ADDP will urge any spending reductions to be focused on the state’s own administrative and service system and to protect the more cost effective and inclusive community delivery systems. (My emphasis)

Perhaps the ADDP will respond here to tell us why the service coordinator positions should be cut further and the caseloads should grow even larger.  Could it be that the state-funded providers, who in turn fund the ADDP, don’t really want anyone looking over their shoulder and monitoring the services they are delivering or the conditions in their group homes?

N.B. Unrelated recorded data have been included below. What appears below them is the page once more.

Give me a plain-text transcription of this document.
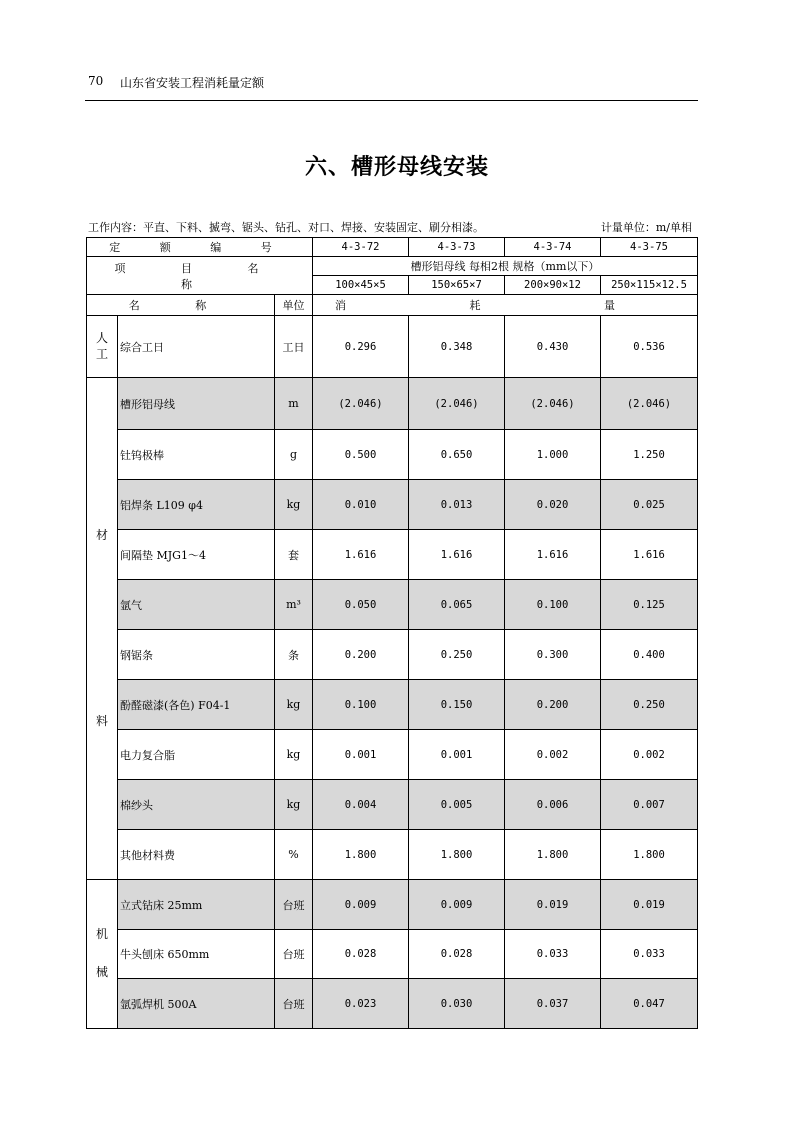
70 山东省安装工程消耗量定额
六、槽形母线安装
工作内容：平直、下料、揻弯、锯头、钻孔、对口、焊接、安装固定、刷分相漆。	计量单位：m/单相
定 额 编 号			4-3-72	4-3-73	4-3-74	4-3-75
项 目 名 称			槽形铝母线 每相2根 规格（mm以下）			
			100×45×5	150×65×7	200×90×12	250×115×12.5
名 称		单位	消 耗 量			
人工	综合工日	工日	0.296	0.348	0.430	0.536

材
料	槽形铝母线	m	(2.046)	(2.046)	(2.046)	(2.046)
	钍钨极棒	g	0.500	0.650	1.000	1.250
	铝焊条 L109 φ4	kg	0.010	0.013	0.020	0.025
	间隔垫 MJG1～4	套	1.616	1.616	1.616	1.616
	氩气	m³	0.050	0.065	0.100	0.125
	钢锯条	条	0.200	0.250	0.300	0.400
	酚醛磁漆(各色) F04-1	kg	0.100	0.150	0.200	0.250
	电力复合脂	kg	0.001	0.001	0.002	0.002
	棉纱头	kg	0.004	0.005	0.006	0.007
	其他材料费	%	1.800	1.800	1.800	1.800

机
械	立式钻床 25mm	台班	0.009	0.009	0.019	0.019
	牛头刨床 650mm	台班	0.028	0.028	0.033	0.033
	氩弧焊机 500A	台班	0.023	0.030	0.037	0.047
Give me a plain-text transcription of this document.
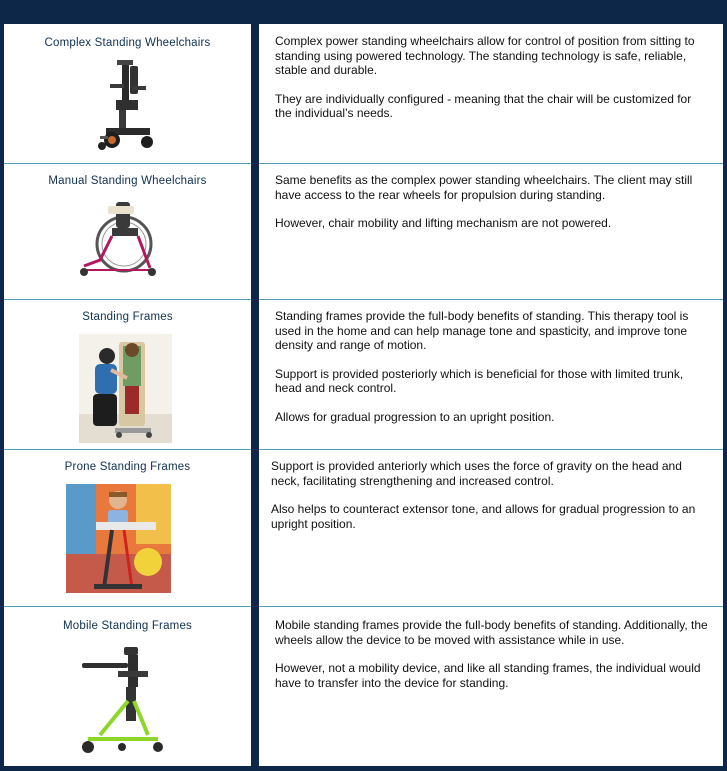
Complex Standing Wheelchairs
Manual Standing Wheelchairs
Standing Frames
Prone Standing Frames
Mobile Standing Frames

Complex power standing wheelchairs allow for control of position from sitting to standing using powered technology. The standing technology is safe, reliable, stable and durable.

They are individually configured - meaning that the chair will be customized for the individual’s needs.

Same benefits as the complex power standing wheelchairs. The client may still have access to the rear wheels for propulsion during standing.

However, chair mobility and lifting mechanism are not powered.

Standing frames provide the full-body benefits of standing. This therapy tool is used in the home and can help manage tone and spasticity, and improve tone density and range of motion.

Support is provided posteriorly which is beneficial for those with limited trunk, head and neck control.

Allows for gradual progression to an upright position.

Support is provided anteriorly which uses the force of gravity on the head and neck, facilitating strengthening and increased control.

Also helps to counteract extensor tone, and allows for gradual progression to an upright position.

Mobile standing frames provide the full-body benefits of standing. Additionally, the wheels allow the device to be moved with assistance while in use.

However, not a mobility device, and like all standing frames, the individual would have to transfer into the device for standing.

In contrast, the SEIU is asking that the administration to restore $5 million to the DDS administrative line item.  The SEIU contends that between 2007 and 2010, 82 service coordinator positions were cut, placing Massachusetts in the bottom 10 percent of the country for monitoring and overseeing the provider contracting system and the care it provides.  In a statement, the SEIU contended that:

These (service coordinator)  jobs more then pay for themselves by promoting skill development and greater independence in the DDS population.  Left to their own devices, programs settle for providing ‘custodial’ care which perpetuates a burdensome, wasteful and inefficient expense to state government.

The SEIU last year tried unsuccessfuly to reopen the federal court case that brought about improvements in care in the DDS system since the 1970s, arguing that the cuts in service coordinators at that time were a violation of a key court order that DDS provide sufficient, adequately trained personnel to meet clients’ needs.